In the years since, this feeling has only grown stronger. Her beauty, her brains and her spirit, her growing strength of character have all delighted me. Today, the fun and excitement of the challenge I had presented her with had obviously overriden her indignation at having been falsely accused.

"May I please use your magnifying glass, Father?" she inquired politely, knowing precisely what I had suggested.

I reached into my shirt pocket and held it out to her. She accepted it gravely and used it to carefully examine the scene of the recent disaster. She dragged a stool over to the counter to look at the traces of dirt beside the overturned cookie jar. She knelt beside the shards of flower pot to peruse the telltale prints there.

I was gratified to see that she did not disturb evidence. I did not have to tell her this; she instinctively knew what required doing. The corners of Mrs. Hudson's mouth twitched as the little girl nodded her head knowingly and clicked her tongue as she made her discoveries. We watched her lay supine until her face was inches away from the fine layer of dirt. Her eyesight, like her mother's, was poor, and made worse by much reading. Soon she would need glasses to help her see clearly despite her myopic eyes. Her long hair, still unplaited for the day, fell in her face. She brushed it aside impatiently.

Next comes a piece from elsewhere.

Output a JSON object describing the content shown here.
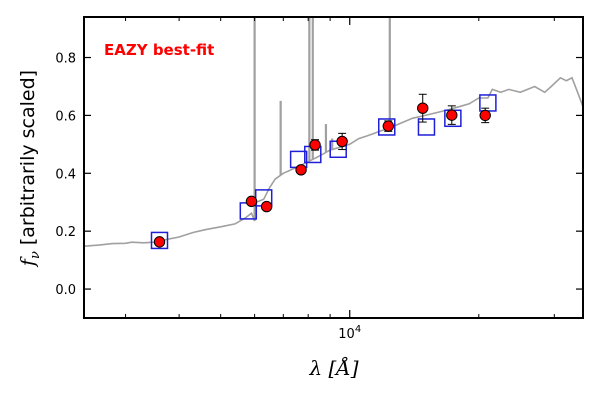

"Aha!" she said, sitting up at last. "Father, Mrs. Hudson look! It was Peaches the cat. See, here's his paw print, and here's where his tail dragged across the floor," Judith said.

She rose to her feet, triumphant, and walked to Mrs. Hudson.

"See?" Judith said, gesturing at the tell-tale paw and tail prints. "It's quite simple."

Mrs. Hudson laughed.

"I see now, my lamb," she said. "And I'm sorry for doubting you. You shall have two biscuits with your tea to make up for it, how's that? But how do you know 'twas Peaches when we have three pussycats about?"

Judith looked at Mrs. Hudson strangely.

"Peaches has an extra toe on his foot," she explained. "Look at the paw print. It's different from Marmalade's and Chutney's."

Then, as if on cue, the feline mastermind sauntered across the kitchen floor, his plumed tail flitting insolently in the air.

"There you are, you naughty cat," Mrs. Hudson cried. She apprehended the suspect and lifted him high. Peaches, like most criminals with superior minds, had done his best to remove the trace evidence with his tongue. Still, he had missed a spot. A trace of dirt remained on the tip of his apricot-colored tail. With expert eyes, I determined that it had most certainly originated from the flower pot that lay shattered at our feet.

"He is the author of this morning's crime," I declared, and rubbed the cat behind the ears. "Well done, Judith. Very well done."

Judith beamed with pride.

"Thank you, Father," she said. "Now, will you come and braid my hair? You do it better than Mrs. Hudson does. Then I will share my biscuits with you."

"I should be delighted," I said, and held out my hand. My daughter placed her hand in mine trustingly. "We'll let Mrs. Hudson do the clearing up, shall we, as she does it better than the two of us."

"And that's a fact. Judith has proven herself her father's daughter," Mrs. Hudson said with a laugh as we exited the kitchen. "As if there were any doubt."